Poston has been with IYRS for over 15 years and has seen the school’s programs adapt to changing marine industry trends. In the midst of the recession, Poston realized that IYRS courses needed to follow the market trend to diversify and invested in the composites training program. Currently, the composites program is deliberately arranged to teach future technicians about applying composite technology to both marine and nonmarine markets.
“One of the major industry trends we noticed is boat builders adapting their product lines to include parts for new markets,” says Poston. “They’re transferring boat technology into wind blade or automotive parts. For example, I know a boat manufacturer in Bristol, R.I., now making musical instruments with composites, too.”
IYRS students work on a variety of projects to prepare them for a career in any composites market.
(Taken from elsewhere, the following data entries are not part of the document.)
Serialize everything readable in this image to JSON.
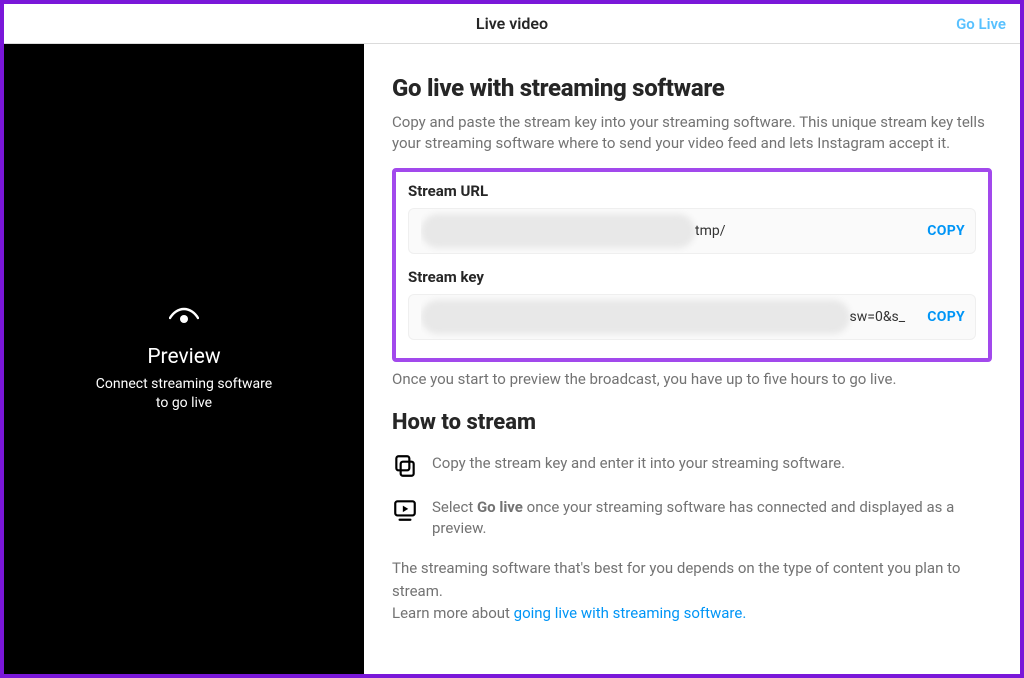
{
  "header": {
    "title": "Live video",
    "action": "Go Live"
  },
  "preview": {
    "title": "Preview",
    "subtitle_line1": "Connect streaming software",
    "subtitle_line2": "to go live"
  },
  "main": {
    "heading": "Go live with streaming software",
    "description": "Copy and paste the stream key into your streaming software. This unique stream key tells your streaming software where to send your video feed and lets Instagram accept it.",
    "stream_url": {
      "label": "Stream URL",
      "visible_tail": "tmp/",
      "copy_label": "COPY"
    },
    "stream_key": {
      "label": "Stream key",
      "visible_tail": "sw=0&s_",
      "copy_label": "COPY"
    },
    "preview_note": "Once you start to preview the broadcast, you have up to five hours to go live.",
    "how_heading": "How to stream",
    "step1": "Copy the stream key and enter it into your streaming software.",
    "step2_pre": "Select ",
    "step2_bold": "Go live",
    "step2_post": " once your streaming software has connected and displayed as a preview.",
    "footer_text": "The streaming software that's best for you depends on the type of content you plan to stream.",
    "learn_more_pre": "Learn more about ",
    "learn_more_link": "going live with streaming software."
  }
}
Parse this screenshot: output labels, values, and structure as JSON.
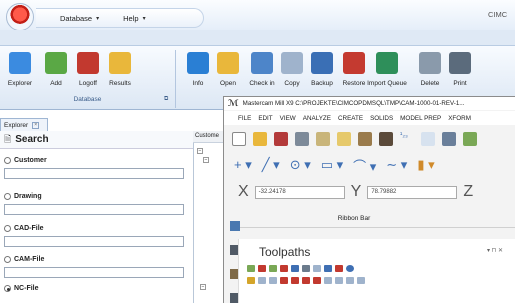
{
  "titlebar": {
    "quick_access": [
      "Database",
      "Help"
    ],
    "app_title": "CIMC"
  },
  "ribbon": {
    "buttons": [
      {
        "label": "Explorer",
        "icon": "explorer-icon",
        "color": "#3b8be0"
      },
      {
        "label": "Add",
        "icon": "add-icon",
        "color": "#5aa845"
      },
      {
        "label": "Logoff",
        "icon": "logoff-icon",
        "color": "#c2392f"
      },
      {
        "label": "Results",
        "icon": "results-icon",
        "color": "#e9b73b"
      },
      {
        "label": "Info",
        "icon": "info-icon",
        "color": "#2a7fd4"
      },
      {
        "label": "Open",
        "icon": "open-folder-icon",
        "color": "#e9b73b"
      },
      {
        "label": "Check in",
        "icon": "check-in-icon",
        "color": "#4d85c9"
      },
      {
        "label": "Copy",
        "icon": "copy-icon",
        "color": "#9fb3cc"
      },
      {
        "label": "Backup",
        "icon": "backup-icon",
        "color": "#3a6fb5"
      },
      {
        "label": "Restore",
        "icon": "restore-icon",
        "color": "#c43a30"
      },
      {
        "label": "Import Queue",
        "icon": "import-queue-icon",
        "color": "#2e8f5a"
      },
      {
        "label": "Delete",
        "icon": "delete-icon",
        "color": "#8a9aab"
      },
      {
        "label": "Print",
        "icon": "print-icon",
        "color": "#5b6b7c"
      }
    ],
    "group_label": "Database"
  },
  "explorer": {
    "tab_label": "Explorer",
    "search_title": "Search",
    "options": [
      {
        "label": "Customer",
        "selected": false
      },
      {
        "label": "Drawing",
        "selected": false
      },
      {
        "label": "CAD-File",
        "selected": false
      },
      {
        "label": "CAM-File",
        "selected": false
      },
      {
        "label": "NC-File",
        "selected": true
      }
    ],
    "tree_header": "Custome"
  },
  "mastercam": {
    "title": "Mastercam Mill X9  C:\\PROJEKTE\\CIMCOPDMSQL\\TMP\\CAM-1000-01-REV-1...",
    "menu": [
      "FILE",
      "EDIT",
      "VIEW",
      "ANALYZE",
      "CREATE",
      "SOLIDS",
      "MODEL PREP",
      "XFORM"
    ],
    "coords": {
      "x_label": "X",
      "x_value": "-32.24178",
      "y_label": "Y",
      "y_value": "78.79882",
      "z_label": "Z"
    },
    "ribbon_bar_label": "Ribbon Bar",
    "toolpaths_title": "Toolpaths",
    "toolpaths_controls": "▾ ⊓ ✕"
  }
}
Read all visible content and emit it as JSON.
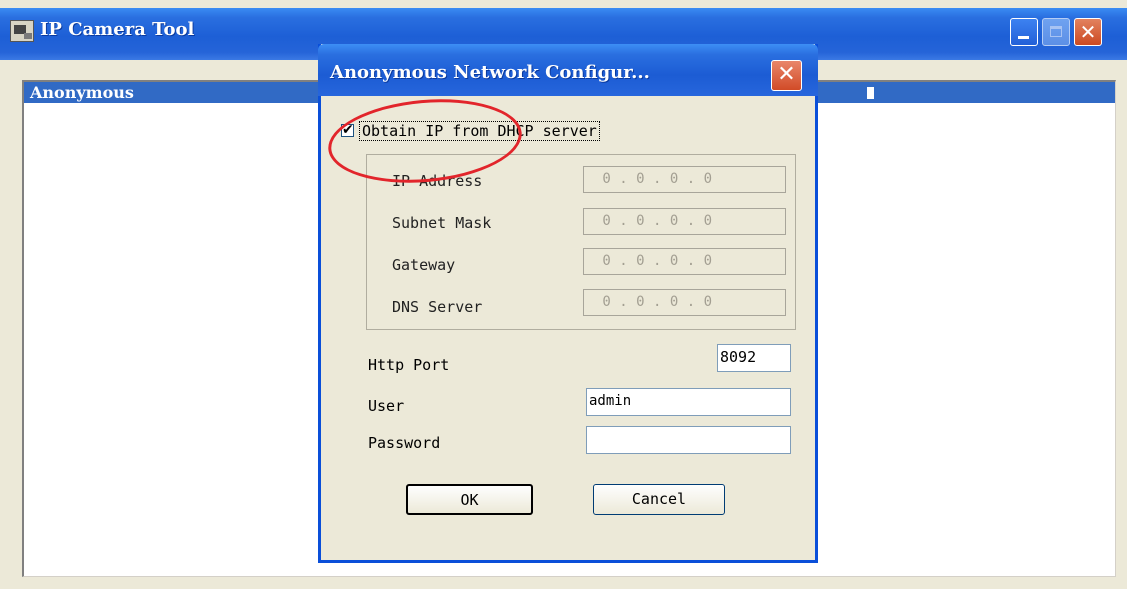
{
  "main_window": {
    "title": "IP Camera Tool",
    "controls": {
      "close_glyph": "✕"
    }
  },
  "camera_list": {
    "selected_item": "Anonymous"
  },
  "dialog": {
    "title": "Anonymous Network Configur...",
    "close_glyph": "✕",
    "dhcp": {
      "label": "Obtain IP from DHCP server",
      "checked": true,
      "check_glyph": "✔"
    },
    "ip_address": {
      "label": "IP Address",
      "value": " 0 . 0 . 0 . 0"
    },
    "subnet_mask": {
      "label": "Subnet Mask",
      "value": " 0 . 0 . 0 . 0"
    },
    "gateway": {
      "label": "Gateway",
      "value": " 0 . 0 . 0 . 0"
    },
    "dns_server": {
      "label": "DNS Server",
      "value": " 0 . 0 . 0 . 0"
    },
    "http_port": {
      "label": "Http Port",
      "value": "8092"
    },
    "user": {
      "label": "User",
      "value": "admin"
    },
    "password": {
      "label": "Password",
      "value": ""
    },
    "ok_label": "OK",
    "cancel_label": "Cancel"
  },
  "colors": {
    "titlebar_blue": "#1d5fd6",
    "selection_blue": "#316ac5",
    "window_face": "#ece9d8",
    "annotation_red": "#e2252b"
  }
}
Some of the program’s recent accomplishments including the completion of small hydrofoil sailboats, three-wheel recumbent bikes, Formula Hybrid race car parts in collaboration with Dartmouth engineering students, and an electrically powered car with the Rhode Island School of Design.
Poston recognizes that it can be difficult for potential students to make plans in the current marketplace, as it’s difficult to save the time and money needed to invest in composite education, but he believes a minimal investment could achieve outstanding rewards. “The biggest challenge for the composite industry is making the initial investment in education. Our students take six months away from the job market and salary in order to receive hands-on training, but they walk away with a certification and the ability to build parts, which is what the industry really needs,” says Poston.
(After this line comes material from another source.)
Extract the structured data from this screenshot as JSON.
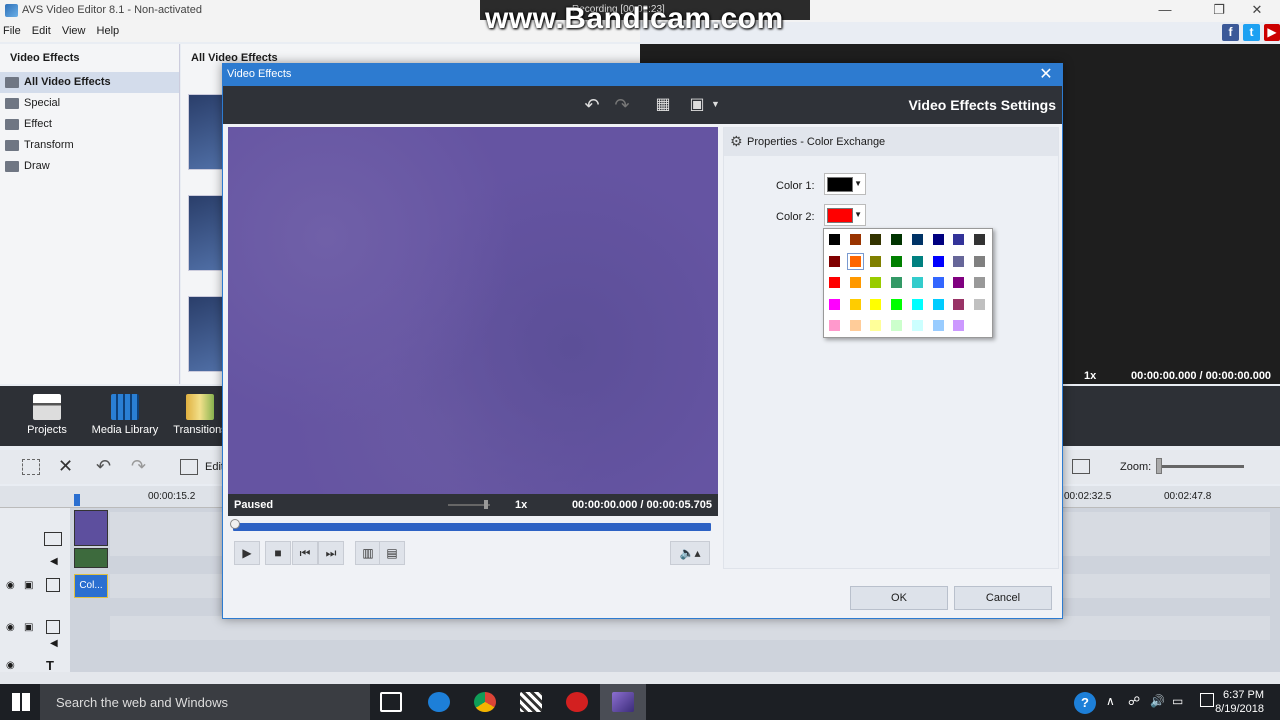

Poston also believes that programs like CCT and IYRS will grow with time. “CCT curriculum already offers valuable information for technicians, and I believe the value of the program will only increase. We based the curriculum for our Marine Systems program on certification from the American Boat and Yacht Council, which is now a recognized program in the marine industry. The more it became accepted, the more significant it was that our program was using those standards,” says Poston.
“As long as we, the institution, and ACMA, the association, can stay current with new techniques and new challenges, then the program will always be relevant and valuable. The more the industry adopts the certifications that ACMA provides, and it becomes a good solid standard and tool to measure by, it will serve the entire composites industry well.”